I have to remind myself to pick up my wool hunting pants from the cleaner, and I have to hunt all over the house for my flannel shirts, which also get used during fishing season and on trips to the coast in late summer, when the temperature is cool enough to require something more than ordinary beach wear. I always have the best of intentions as far as keeping all my hunting stuff together, but it’s a good thing I allow a couple of weeks before the season for last-minute scavenging.
I use my canoe quite a bit for fall duck and deer hunting, so I have to spend some time getting it ready after a long summer of fishing. I have to find and refurbish the camouflage PFDs and paddles, bang out the river-running dents in the aluminum skin, and make sure I have plenty of gas mixed up for the outboard.
The last thing I get to is the gun cabinet. First, I switch the shotgun chokes from full (for spring turkeys) to improved cylinder (for October partridge). Then I dig through my shell collection to be sure I have my light upland loads separated from my heavy duck and goose shells. I also make sure I have at least two boxes of cartridges for my deer rifle, because the next stop is the rifle range, where I find out if my scope has been knocked out of kilter somehow since I put the old deer rifle away last November.

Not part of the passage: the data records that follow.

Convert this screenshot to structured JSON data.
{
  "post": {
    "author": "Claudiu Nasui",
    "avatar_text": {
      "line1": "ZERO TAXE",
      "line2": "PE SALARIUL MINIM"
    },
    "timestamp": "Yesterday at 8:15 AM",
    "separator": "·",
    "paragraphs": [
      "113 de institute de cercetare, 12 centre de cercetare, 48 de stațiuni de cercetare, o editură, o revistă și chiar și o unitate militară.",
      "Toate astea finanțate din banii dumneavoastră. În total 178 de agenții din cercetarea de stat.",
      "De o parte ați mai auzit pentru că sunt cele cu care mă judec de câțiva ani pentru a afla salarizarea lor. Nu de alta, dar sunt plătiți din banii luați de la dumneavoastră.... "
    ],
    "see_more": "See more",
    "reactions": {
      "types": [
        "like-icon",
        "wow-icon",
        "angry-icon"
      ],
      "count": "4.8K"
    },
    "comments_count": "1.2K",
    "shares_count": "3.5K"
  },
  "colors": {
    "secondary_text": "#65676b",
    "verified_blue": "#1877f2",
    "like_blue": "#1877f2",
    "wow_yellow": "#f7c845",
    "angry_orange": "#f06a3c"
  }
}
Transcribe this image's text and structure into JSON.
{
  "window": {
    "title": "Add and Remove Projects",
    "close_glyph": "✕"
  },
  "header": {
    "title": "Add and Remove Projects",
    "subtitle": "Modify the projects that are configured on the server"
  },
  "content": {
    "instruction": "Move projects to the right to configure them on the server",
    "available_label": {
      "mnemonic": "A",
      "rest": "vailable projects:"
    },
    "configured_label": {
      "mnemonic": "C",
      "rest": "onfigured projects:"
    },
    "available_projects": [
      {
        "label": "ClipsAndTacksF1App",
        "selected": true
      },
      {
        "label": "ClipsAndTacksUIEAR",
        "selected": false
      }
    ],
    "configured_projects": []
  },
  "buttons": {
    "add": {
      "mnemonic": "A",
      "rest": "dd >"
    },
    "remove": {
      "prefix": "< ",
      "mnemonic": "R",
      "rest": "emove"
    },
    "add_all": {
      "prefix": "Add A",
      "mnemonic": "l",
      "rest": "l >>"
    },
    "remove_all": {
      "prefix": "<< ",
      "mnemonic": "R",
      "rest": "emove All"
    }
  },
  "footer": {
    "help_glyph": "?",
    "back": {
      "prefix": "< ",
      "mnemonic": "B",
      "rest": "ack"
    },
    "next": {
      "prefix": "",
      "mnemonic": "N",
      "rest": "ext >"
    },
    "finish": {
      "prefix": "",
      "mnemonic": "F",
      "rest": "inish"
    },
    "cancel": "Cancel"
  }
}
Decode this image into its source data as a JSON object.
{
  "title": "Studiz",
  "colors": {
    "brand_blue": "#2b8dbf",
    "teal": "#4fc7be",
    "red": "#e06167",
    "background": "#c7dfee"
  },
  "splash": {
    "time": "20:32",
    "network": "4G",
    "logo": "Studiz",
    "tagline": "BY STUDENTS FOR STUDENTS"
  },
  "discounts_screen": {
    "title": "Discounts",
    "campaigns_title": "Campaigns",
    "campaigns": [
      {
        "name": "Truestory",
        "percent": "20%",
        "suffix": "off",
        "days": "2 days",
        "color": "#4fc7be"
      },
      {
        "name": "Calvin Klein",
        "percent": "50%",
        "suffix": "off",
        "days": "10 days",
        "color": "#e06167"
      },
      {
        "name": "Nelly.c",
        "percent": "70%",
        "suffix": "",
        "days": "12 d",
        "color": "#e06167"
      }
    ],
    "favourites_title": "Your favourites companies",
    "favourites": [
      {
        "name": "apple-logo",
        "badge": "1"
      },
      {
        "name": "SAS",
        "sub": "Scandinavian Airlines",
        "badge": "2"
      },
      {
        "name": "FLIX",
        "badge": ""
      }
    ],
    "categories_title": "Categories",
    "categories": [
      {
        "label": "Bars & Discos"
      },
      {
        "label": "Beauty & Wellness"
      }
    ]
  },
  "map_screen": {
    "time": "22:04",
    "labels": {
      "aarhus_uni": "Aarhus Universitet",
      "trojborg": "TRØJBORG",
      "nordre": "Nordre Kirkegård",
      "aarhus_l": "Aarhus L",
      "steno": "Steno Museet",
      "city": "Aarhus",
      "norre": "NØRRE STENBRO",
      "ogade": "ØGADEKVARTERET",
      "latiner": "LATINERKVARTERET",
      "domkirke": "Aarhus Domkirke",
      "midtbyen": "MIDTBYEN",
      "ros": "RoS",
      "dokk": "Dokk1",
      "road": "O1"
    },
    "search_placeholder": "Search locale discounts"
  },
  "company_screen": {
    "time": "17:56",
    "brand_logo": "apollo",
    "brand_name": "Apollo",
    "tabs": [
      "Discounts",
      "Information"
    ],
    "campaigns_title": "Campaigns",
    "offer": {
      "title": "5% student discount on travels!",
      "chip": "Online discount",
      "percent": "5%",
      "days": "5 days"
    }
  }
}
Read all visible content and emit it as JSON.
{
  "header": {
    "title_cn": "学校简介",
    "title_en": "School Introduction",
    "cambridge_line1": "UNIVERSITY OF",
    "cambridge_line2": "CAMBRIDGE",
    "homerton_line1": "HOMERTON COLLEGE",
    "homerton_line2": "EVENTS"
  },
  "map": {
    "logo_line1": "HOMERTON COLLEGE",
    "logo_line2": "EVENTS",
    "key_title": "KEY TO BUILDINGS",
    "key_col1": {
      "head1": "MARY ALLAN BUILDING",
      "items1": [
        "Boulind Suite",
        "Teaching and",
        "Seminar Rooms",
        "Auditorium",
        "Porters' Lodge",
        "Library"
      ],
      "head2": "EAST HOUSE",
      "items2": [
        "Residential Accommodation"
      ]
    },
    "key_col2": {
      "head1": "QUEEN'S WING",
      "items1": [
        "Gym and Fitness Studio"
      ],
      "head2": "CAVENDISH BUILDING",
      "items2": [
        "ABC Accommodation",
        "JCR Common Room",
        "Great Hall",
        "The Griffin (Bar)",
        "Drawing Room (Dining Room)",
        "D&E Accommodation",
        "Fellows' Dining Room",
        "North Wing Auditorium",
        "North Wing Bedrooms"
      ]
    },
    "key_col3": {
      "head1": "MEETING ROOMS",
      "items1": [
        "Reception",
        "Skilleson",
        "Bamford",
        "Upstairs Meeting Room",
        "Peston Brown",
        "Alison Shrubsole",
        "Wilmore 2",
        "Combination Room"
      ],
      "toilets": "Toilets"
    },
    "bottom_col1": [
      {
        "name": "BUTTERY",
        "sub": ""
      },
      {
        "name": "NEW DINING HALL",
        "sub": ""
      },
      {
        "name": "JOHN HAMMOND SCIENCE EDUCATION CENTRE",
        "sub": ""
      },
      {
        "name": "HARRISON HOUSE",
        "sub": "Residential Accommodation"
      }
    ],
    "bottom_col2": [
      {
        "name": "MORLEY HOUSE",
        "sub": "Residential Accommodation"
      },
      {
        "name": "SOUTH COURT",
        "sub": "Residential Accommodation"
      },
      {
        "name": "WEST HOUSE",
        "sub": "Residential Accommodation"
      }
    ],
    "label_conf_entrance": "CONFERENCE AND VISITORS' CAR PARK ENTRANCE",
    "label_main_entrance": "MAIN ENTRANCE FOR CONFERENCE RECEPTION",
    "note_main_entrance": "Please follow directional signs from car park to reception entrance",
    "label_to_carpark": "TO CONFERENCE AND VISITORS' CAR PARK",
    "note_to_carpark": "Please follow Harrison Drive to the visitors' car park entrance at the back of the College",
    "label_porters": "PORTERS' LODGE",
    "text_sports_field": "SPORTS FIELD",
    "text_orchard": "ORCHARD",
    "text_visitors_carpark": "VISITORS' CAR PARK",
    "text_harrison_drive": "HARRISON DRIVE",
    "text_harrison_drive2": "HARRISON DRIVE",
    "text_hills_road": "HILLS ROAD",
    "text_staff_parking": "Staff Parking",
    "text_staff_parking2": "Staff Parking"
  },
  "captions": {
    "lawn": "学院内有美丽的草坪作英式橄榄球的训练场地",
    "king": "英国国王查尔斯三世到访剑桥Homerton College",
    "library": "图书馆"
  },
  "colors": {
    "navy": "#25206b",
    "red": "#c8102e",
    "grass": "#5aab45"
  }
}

With all this going on, there’s still knives, rope, compasses, boots, belts and game calls to find and repair, and I still have to get into the woods to do some scouting before the season opens. With only two weeks to go, there's hardly time to get it all done, and I still haven’t spent enough time giving the dog its refresher course in find, fetch and heel. Now if I can only remember what I did with the leash and collar after last hunting season!